By Maheen Ahmed
Johan Deckmann is a Copenhagen-based artist, practicing psychotherapist and author, whose works examine the complications of life through one-liners painted on the covers of fictional “self-help” books.
Recognizing the power of language in both therapy and art, Deckmann successfully forms simple phrases that compress information, feelings or fantasies into an essence, and a truth that has an effect that is very similar to therapy.
In a brief encounter with ILS magazine, he talks about his career and success.
What have you been up to as of late?
I’ve been working on a series of paintings for an upcoming show at Maki Gallery in Tokyo. I’ve been doing a lot of works on books and I’m in the process of transitioning to large-scale paintings.
So, how does such an iconic artist spend his day? Are you able to work in regular life around projects?
I start my day by running, exercising and reading. Even though I currently look like a homeless long-bearded cave man (all hairdressers in Copenhagen are closed due to Covid) I actually live a healthy life.
You know, I appreciate being alive and I do my best to make this experience last. While the world changed around us all, things didn’t really change a lot for me. I still work in my studio and ship my works to galleries and collectors around the world.

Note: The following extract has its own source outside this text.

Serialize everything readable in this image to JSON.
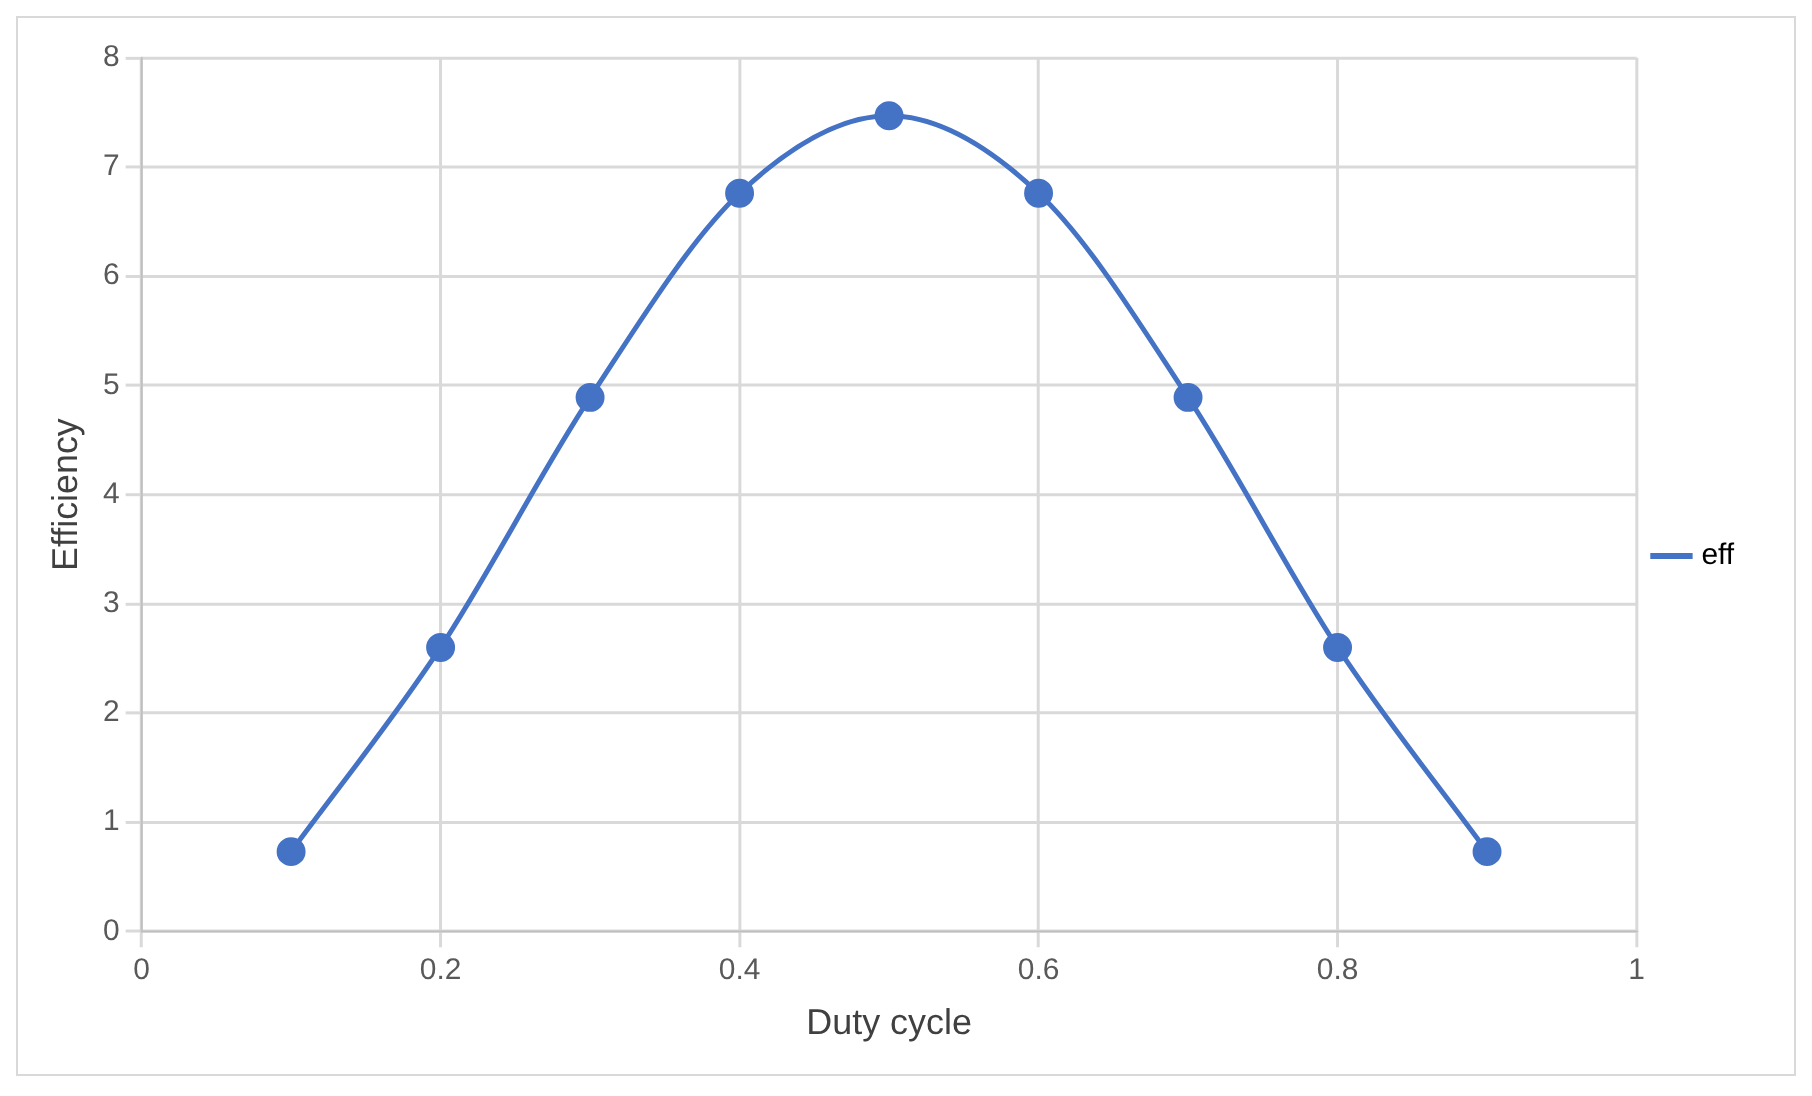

What are your inspirations?
People like you and me. Life as we know it. Our strange behavior that’s taking place right before our eyes. I observe and reproduce in my own words. I aim to portray our obvious but unspoken behavior and habits, the things that irritate you about yourself to get closer to the truth. Your truth. Because I believe that truth heals. Sorry for revealing you. But I believe that’s the medicine.
You’re also a psychologist, and your work does evoke that, how do you think people generally react to the way too real titles?
As if they are looking into mirrors that reflect themselves or people they know. As an exhibition of artworks that describes themselves on a deeper level without the artist knowing them.
A lot of art or communities online are criticized for almost romanticizing depression and mental health, how can that be addressed in your opinion?
I think it’s ok to put on a dark or depressive attitude to emphasize what you want to express. Or if it adds something desirable to your identity. I have the deepest sympathy and respect for people who suffer from real depression or other mental illnesses or who are just overwhelmed by life as we know it.
But there is nothing attractive about being depressed or feeling that nothing makes sense or is worth living for.
So, I don’t think it’s ok to romanticize it. Life is a huge gift that we are lucky to experience. And life takes on many different faces.
Things like art, music and fashion might have a dark approach and represent a certain culture – like my own sarcasm – but to me, that can be full of life and energy. But to romanticize depression, to deliberately choose unhappiness, that doesn’t make sense to me.
Tell us about the dark humor that you like to incorporate?
I somehow inherited this kind of humor from my family. Denmark is actually known for its sarcasm and my family was no exception. So, it’s a part of me that I project into my works. I think humor is an important element of our survival if you can use it with respect as a well-chosen spice to your message.
I personally would have loved to read your titles if they were real, but would you ever consider writing a book? What would the title of that be?
I published my first real book in 2018. It’s an autobiographical book called “Johan’s Real Events”. Strange but true stories from my upgrowing. I have a manuscript in my desk for another book that’s not autobiographical.
It’s about the subconscious and it’s connection to our daily life. I have no plans to write a book with the topics from my works. If I ever should, I guess I would leave the title and maybe even the content to my audience.
How do you like to relax on a lazy day?
Oh, I love to find new artists and new music. I like to use Instagram and Spotify. And I love to stroll through the city and visit galleries. And I love the sea, to just lie down and enjoy the sun and listen to good music.
What should we be expecting from you in the future?
Paintings, installations, video art and further refinements of my art.